Lebih lanjut, Ridwan mengatakan, dibandingkan dengan Balikpapan, Kabupaten Wajo jauh lebih sulit karena harus bersentuhan dengan 600 petani walet sebagai obyek pajak,”
“Perda yang mereka (di Balikpapan, red) gunakan relatif sama dengan Perda lama yang kita buat
perubahannya, yakni pajaknya sebesar 10 persen dari nilai penjualan dan sampai sekarang tidak juga mendapatkan penolakan atau resistensi dari masyarakat disana,” ujar Ridwan.

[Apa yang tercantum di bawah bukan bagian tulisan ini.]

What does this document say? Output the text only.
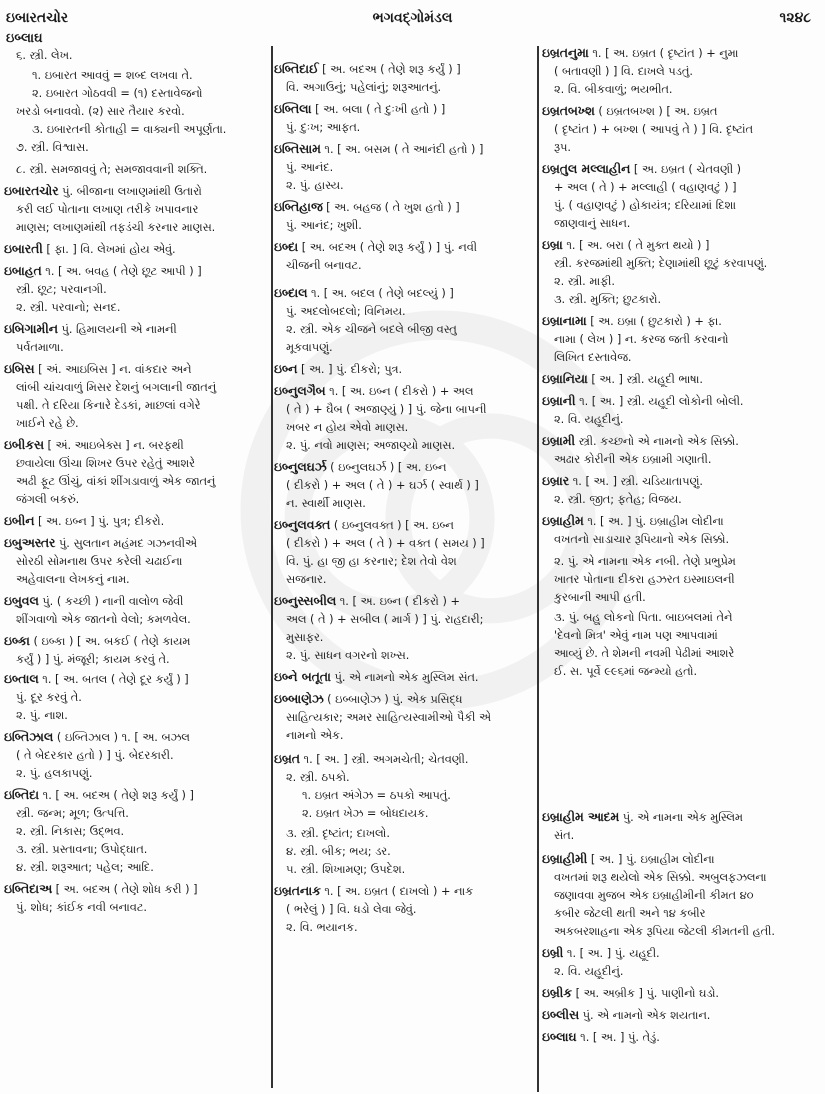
ઇબારતચોર	ભગવદ્ગોમંડલ	૧૨૪૮
ઇબ્લાઘ
૬. સ્ત્રી. લેખ.
૧. ઇબારત આવવું = શબ્દ લખવા તે.
૨. ઇબારત ગોઠવવી = (૧) દસ્તાવેજનો
ખરડો બનાવવો. (૨) સાર તૈયાર કરવો.
૩. ઇબારતની કોતાહી = વાક્યની અપૂર્ણતા.
૭. સ્ત્રી. વિશ્વાસ.
૮. સ્ત્રી. સમજાવવું તે; સમજાવવાની શક્તિ.
ઇબારતચોર પું. બીજાના લખાણમાંથી ઉતારો
કરી લઈ પોતાના લખાણ તરીકે ખપાવનાર
માણસ; લખાણમાંથી તફડંચી કરનાર માણસ.
ઇબારતી [ ફા. ] વિ. લેખમાં હોય એવું.
ઇબાહત ૧. [ અ. બવહ ( તેણે છૂટ આપી ) ]
સ્ત્રી. છૂટ; પરવાનગી.
૨. સ્ત્રી. પરવાનો; સનદ.
ઇબિગામીન પું. હિમાલયની એ નામની
પર્વતમાળા.
ઇબિસ [ અં. આઇબિસ ] ન. વાંકદાર અને
લાંબી ચાંચવાળું મિસર દેશનું બગલાની જાતનું
પક્ષી. તે દરિયા કિનારે દેડકાં, માછલાં વગેરે
ખાઈને રહે છે.
ઇબીકસ [ અં. આઇબેક્સ ] ન. બરફથી
છવાયેલા ઊંચા શિખર ઉપર રહેતું આશરે
અઢી ફૂટ ઊંચું, વાંકાં શીંગડાવાળું એક જાતનું
જંગલી બકરું.
ઇબીન [ અ. ઇબ્ન ] પું. પુત્ર; દીકરો.
ઇબુઅસ્તર પું. સુલતાન મહંમદ ગઝનવીએ
સોરઠી સોમનાથ ઉપર કરેલી ચઢાઈના
અહેવાલના લેખકનું નામ.
ઇબુવલ પું. ( કચ્છી ) નાની વાલોળ જેવી
શીંગવાળો એક જાતનો વેલો; કમળવેલ.
ઇબ્કા ( ઇબ્કા ) [ અ. બકઈ ( તેણે કાયમ
કર્યું ) ] પું. મંજૂરી; કાયમ કરવું તે.
ઇબ્તાલ ૧. [ અ. બતલ ( તેણે દૂર કર્યું ) ]
પું. દૂર કરવું તે.
૨. પું. નાશ.
ઇબ્તિઝાલ ( ઇબ્તિઝાલ ) ૧. [ અ. બઝલ
( તે બેદરકાર હતો ) ] પું. બેદરકારી.
૨. પું. હલકાપણું.
ઇબ્તિદા ૧. [ અ. બદઅ ( તેણે શરૂ કર્યું ) ]
સ્ત્રી. જન્મ; મૂળ; ઉત્પત્તિ.
૨. સ્ત્રી. નિકાસ; ઉદ્ભવ.
૩. સ્ત્રી. પ્રસ્તાવના; ઉપોદ્ઘાત.
૪. સ્ત્રી. શરૂઆત; પહેલ; આદિ.
ઇબ્તિદાઅ [ અ. બદઅ ( તેણે શોધ કરી ) ]
પું. શોધ; કાંઈક નવી બનાવટ.
ઇબ્તિદાઈ [ અ. બદઅ ( તેણે શરૂ કર્યું ) ]
વિ. અગાઉનું; પહેલાંનું; શરૂઆતનું.
ઇબ્તિલા [ અ. બલા ( તે દુઃખી હતો ) ]
પું. દુઃખ; આફત.
ઇબ્તિસામ ૧. [ અ. બસમ ( તે આનંદી હતો ) ]
પું. આનંદ.
૨. પું. હાસ્ય.
ઇબ્તિહાજ [ અ. બહજ ( તે ખુશ હતો ) ]
પું. આનંદ; ખુશી.
ઇબ્દા [ અ. બદઅ ( તેણે શરૂ કર્યું ) ] પું. નવી
ચીજની બનાવટ.
ઇબ્દાલ ૧. [ અ. બદલ ( તેણે બદલ્યું ) ]
પું. અદલોબદલો; વિનિમય.
૨. સ્ત્રી. એક ચીજને બદલે બીજી વસ્તુ
મૂકવાપણું.
ઇબ્ન [ અ. ] પું. દીકરો; પુત્ર.
ઇબ્નુલગૈબ ૧. [ અ. ઇબ્ન ( દીકરો ) + અલ
( તે ) + ઘૈબ ( અજાણ્યું ) ] પું. જેના બાપની
ખબર ન હોય એવો માણસ.
૨. પું. નવો માણસ; અજાણ્યો માણસ.
ઇબ્નુલઘર્ઝ ( ઇબ્નુલઘર્ઝ ) [ અ. ઇબ્ન
( દીકરો ) + અલ ( તે ) + ઘર્ઝ ( સ્વાર્થ ) ]
ન. સ્વાર્થી માણસ.
ઇબ્નુલવક્ત ( ઇબ્નુલવક્ત ) [ અ. ઇબ્ન
( દીકરો ) + અલ ( તે ) + વક્ત ( સમય ) ]
વિ. પું. હા જી હા કરનાર; દેશ તેવો વેશ
સજનાર.
ઇબ્નુસ્સબીલ ૧. [ અ. ઇબ્ન ( દીકરો ) +
અલ ( તે ) + સબીલ ( માર્ગ ) ] પું. રાહદારી;
મુસાફર.
૨. પું. સાધન વગરનો શખ્સ.
ઇબ્ને બતૂતા પું. એ નામનો એક મુસ્લિમ સંત.
ઇબ્બાણેઝ ( ઇબ્બાણેઝ ) પું. એક પ્રસિદ્ધ
સાહિત્યકાર; અમર સાહિત્યસ્વામીઓ પૈકી એ
નામનો એક.
ઇબ્રત ૧. [ અ. ] સ્ત્રી. અગમચેતી; ચેતવણી.
૨. સ્ત્રી. ઠપકો.
૧. ઇબ્રત અંગેઝ = ઠપકો આપતું.
૨. ઇબ્રત ખેઝ = બોધદાયક.
૩. સ્ત્રી. દૃષ્ટાંત; દાખલો.
૪. સ્ત્રી. બીક; ભય; ડર.
૫. સ્ત્રી. શિખામણ; ઉપદેશ.
ઇબ્રતનાક ૧. [ અ. ઇબ્રત ( દાખલો ) + નાક
( ભરેલું ) ] વિ. ધડો લેવા જેવું.
૨. વિ. ભયાનક.
ઇબ્રતનુમા ૧. [ અ. ઇબ્રત ( દૃષ્ટાંત ) + નુમા
( બતાવણી ) ] વિ. દાખલે પડતું.
૨. વિ. બીકવાળું; ભયભીત.
ઇબ્રતબખ્શ ( ઇબ્રતબખ્શ ) [ અ. ઇબ્રત
( દૃષ્ટાંત ) + બખ્શ ( આપવું તે ) ] વિ. દૃષ્ટાંત
રૂપ.
ઇબ્રતુલ મલ્લાહીન [ અ. ઇબ્રત ( ચેતવણી )
+ અલ ( તે ) + મલ્લાહી ( વહાણવટું ) ]
પું. ( વહાણવટું ) હોકાયંત્ર; દરિયામાં દિશા
જાણવાનું સાધન.
ઇબ્રા ૧. [ અ. બરા ( તે મુક્ત થયો ) ]
સ્ત્રી. કરજમાંથી મુક્તિ; દેણામાંથી છૂટું કરવાપણું.
૨. સ્ત્રી. માફી.
૩. સ્ત્રી. મુક્તિ; છુટકારો.
ઇબ્રાનામા [ અ. ઇબ્રા ( છુટકારો ) + ફા.
નામા ( લેખ ) ] ન. કરજ જતી કરવાનો
લિખિત દસ્તાવેજ.
ઇબ્રાનિયા [ અ. ] સ્ત્રી. યહૂદી ભાષા.
ઇબ્રાની ૧. [ અ. ] સ્ત્રી. યહૂદી લોકોની બોલી.
૨. વિ. યહૂદીનું.
ઇબ્રામી સ્ત્રી. કચ્છનો એ નામનો એક સિક્કો.
અઢાર કોરીની એક ઇબ્રામી ગણાતી.
ઇબ્રાર ૧. [ અ. ] સ્ત્રી. ચડિયાતાપણું.
૨. સ્ત્રી. જીત; ફતેહ; વિજય.
ઇબ્રાહીમ ૧. [ અ. ] પું. ઇબ્રાહીમ લોદીના
વખતનો સાડાચાર રૂપિયાનો એક સિક્કો.
૨. પું. એ નામના એક નબી. તેણે પ્રભુપ્રેમ
ખાતર પોતાના દીકરા હઝરત ઇસ્માઇલની
કુરબાની આપી હતી.
૩. પું. બહુ લોકનો પિતા. બાઇબલમાં તેને
'દેવનો મિત્ર' એવું નામ પણ આપવામાં
આવ્યું છે. તે શેમની નવમી પેઢીમાં આશરે
ઈ. સ. પૂર્વે ૯૯૬માં જન્મ્યો હતો.
ઇબ્રાહીમ આદમ પું. એ નામના એક મુસ્લિમ
સંત.
ઇબ્રાહીમી [ અ. ] પું. ઇબ્રાહીમ લોદીના
વખતમાં શરૂ થયેલો એક સિક્કો. અબુલફઝલના
જણાવવા મુજબ એક ઇબ્રાહીમીની કીમત ૪૦
કબીર જેટલી થતી અને ૧૪ કબીર
અકબરશાહના એક રૂપિયા જેટલી કીમતની હતી.
ઇબ્રી ૧. [ અ. ] પું. યહૂદી.
૨. વિ. યહૂદીનું.
ઇબ્રીક [ અ. અબ્રીક ] પું. પાણીનો ઘડો.
ઇબ્લીસ પું. એ નામનો એક શયતાન.
ઇબ્લાઘ ૧. [ અ. ] પું. તેડું.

Hal itu dibandingkannya dengan Perda di Kabupaten Wajo yang mendapatkan resistensi dari masyarakat dan meminta untuk diturunkan dari 10 persen menjadi 5 persen.
Turut hadir dalam kunjungan komparasi tersebut, utusan dari Pemda Wajo, yakni Bapenda dan BPKAD Kabupaten Wajo.(Advertorial)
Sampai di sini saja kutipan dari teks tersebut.